Amazon’s award-winning comedy “Transparent” rightfully remains its most talked about series (something that could change in the year to come, however, because from what I’ve seen of it so far its second season isn’t as rewarding as its first, though how could it be). Meanwhile, it’s similarly smart “Mozart in the Jungle” continues to stay under the media radar (something that could also change in the year to come, because from what I’ve seen of it so far its second season is more entertaining than its first, and series lead Gael Garcia Bernal is almost as much fun to watch here as Jeffrey Tambor and Judith Light are in “Transparent”).
But for me, the Amazon series worth getting excited about right now is “The Man in the High Castle,” a consistently fascinating drama based on the classic novel by Philip K. Dick that is also one of the most imaginative programs on television. Further, it is one of the very few originals on any streaming service that is actually more interesting and impact-making when binge-watched, a viewing option that often transforms what should be a pleasing leisure-time experience into an unrelieved chore.
“High Castle” is set in a fictionalized version of America in 1962 (the same year that the novel was published, which must have really set folks on edge and added to its power). It explores a shocking concept: Nazi Germany and Imperial Japan were victorious in World War II and are competitive global superpowers, with the former controlling the East Coast of the United States and the latter controlling the West Coast. In between is a buffer zone of sorts populated by rebels, refugees and followers of the mysterious title character.
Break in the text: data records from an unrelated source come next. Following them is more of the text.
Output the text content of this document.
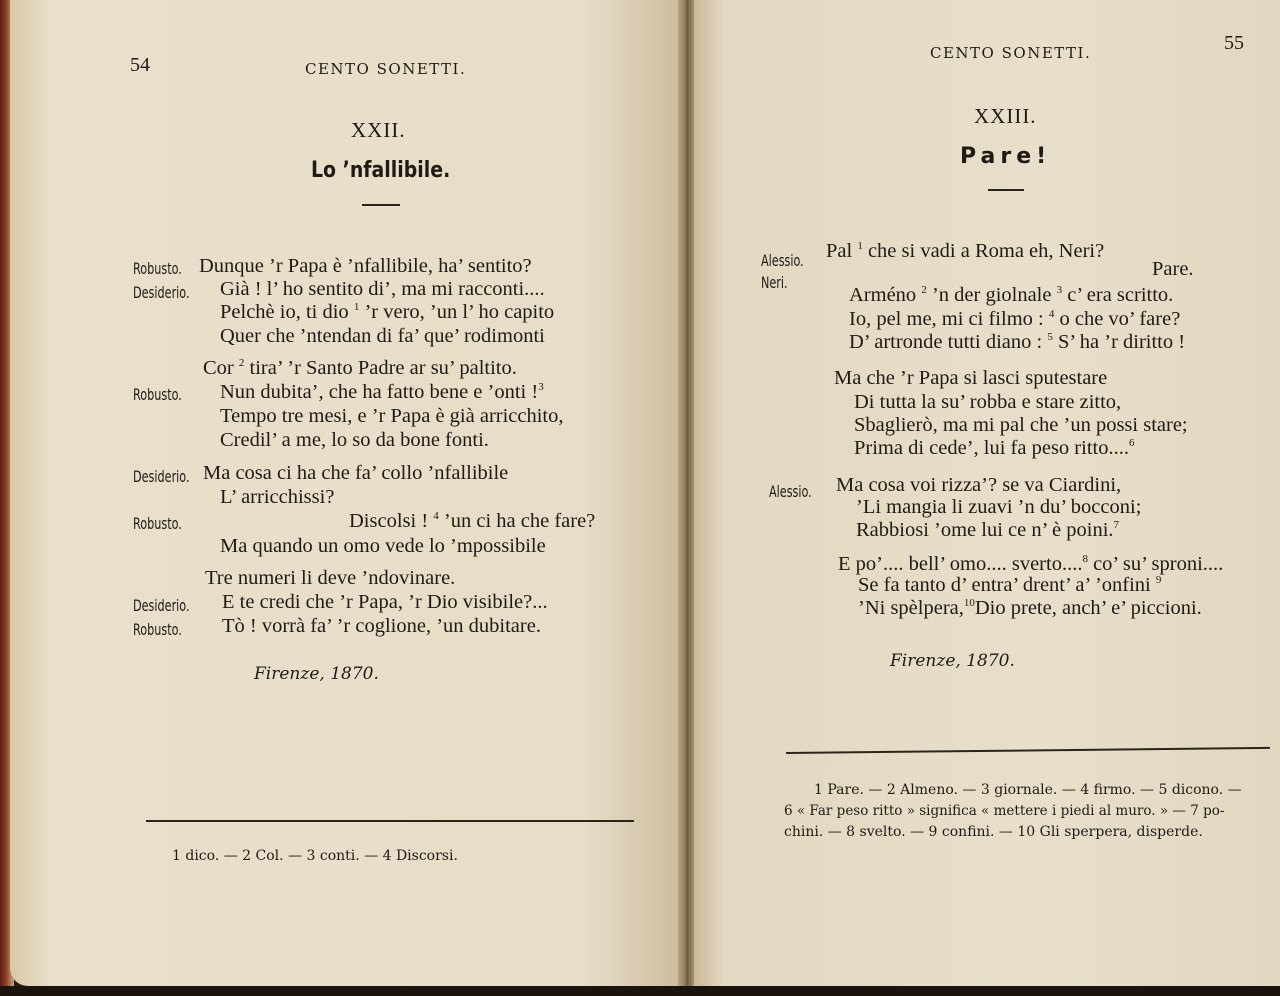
54	CENTO SONETTI.
XXII.
Lo ’nfallibile.
Robusto. Dunque ’r Papa è ’nfallibile, ha’ sentito?
Desiderio. Già ! l’ ho sentito di’, ma mi racconti....
Pelchè io, ti dio $^1$ ’r vero, ’un l’ ho capito
Quer che ’ntendan di fa’ que’ rodimonti
Cor $^2$ tira’ ’r Santo Padre ar su’ paltito.
Robusto. Nun dubita’, che ha fatto bene e ’onti !$^3$
Tempo tre mesi, e ’r Papa è già arricchito,
Credil’ a me, lo so da bone fonti.
Desiderio. Ma cosa ci ha che fa’ collo ’nfallibile
L’ arricchissi?
Robusto.	Discolsi ! $^4$ ’un ci ha che fare?
Ma quando un omo vede lo ’mpossibile
Tre numeri li deve ’ndovinare.
Desiderio. E te credi che ’r Papa, ’r Dio visibile?...
Robusto. Tò ! vorrà fa’ ’r coglione, ’un dubitare.
Firenze, 1870.
1 dico. — 2 Col. — 3 conti. — 4 Discorsi.
CENTO SONETTI.	55
XXIII.
Pare!
Alessio. Pal $^1$ che si vadi a Roma eh, Neri?
Neri.
Pare.
Arméno $^2$ ’n der giolnale $^3$ c’ era scritto.
Io, pel me, mi ci filmo : $^4$ o che vo’ fare?
D’ artronde tutti diano : $^5$ S’ ha ’r diritto !
Ma che ’r Papa si lasci sputestare
Di tutta la su’ robba e stare zitto,
Sbaglierò, ma mi pal che ’un possi stare;
Prima di cede’, lui fa peso ritto....$^6$
Alessio. Ma cosa voi rizza’? se va Ciardini,
’Li mangia li zuavi ’n du’ bocconi;
Rabbiosi ’ome lui ce n’ è poini.$^7$
E po’.... bell’ omo.... sverto....$^8$ co’ su’ sproni....
Se fa tanto d’ entra’ drent’ a’ ’onfini $^9$
’Ni spèlpera,$^{10}$Dio prete, anch’ e’ piccioni.
Firenze, 1870.
1 Pare. — 2 Almeno. — 3 giornale. — 4 firmo. — 5 dicono. —
6 « Far peso ritto » significa « mettere i piedi al muro. » — 7 po-
chini. — 8 svelto. — 9 confini. — 10 Gli sperpera, disperde.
The period details are fascinating, because while they are true to 1962 they are also infused with the influences of the ruling Germans (including the still-living though incapacitated Adolf Hitler) and Japanese. Just look at the skylines of New York City, San Francisco and Berlin, which reflect the era and the narrative. (Hitler’s actual plans for Berlin, never realized, are evident on the screen.)
I’m not sure how long this series can or should run, but everything about its first season was done just right. “High Castle” was a triumph not simply of imaginative and carefully researched direction and design but of very specific acting styles, as well. (Rufus Sewell, pictured at top left, is especially chilling as SS Obergruppenführer John Smith.)
Most of the credit for the success of "High Castle" must go to "X-Files" veteran Frank Spotnitz, who adapted the novel. His obvious labor of love should be highly praised for its entertainment value and its respect for the intelligence of its audience, but it also has great value as a grim reminder of why evil should never be underestimated or allowed to fester anywhere on this very small planet.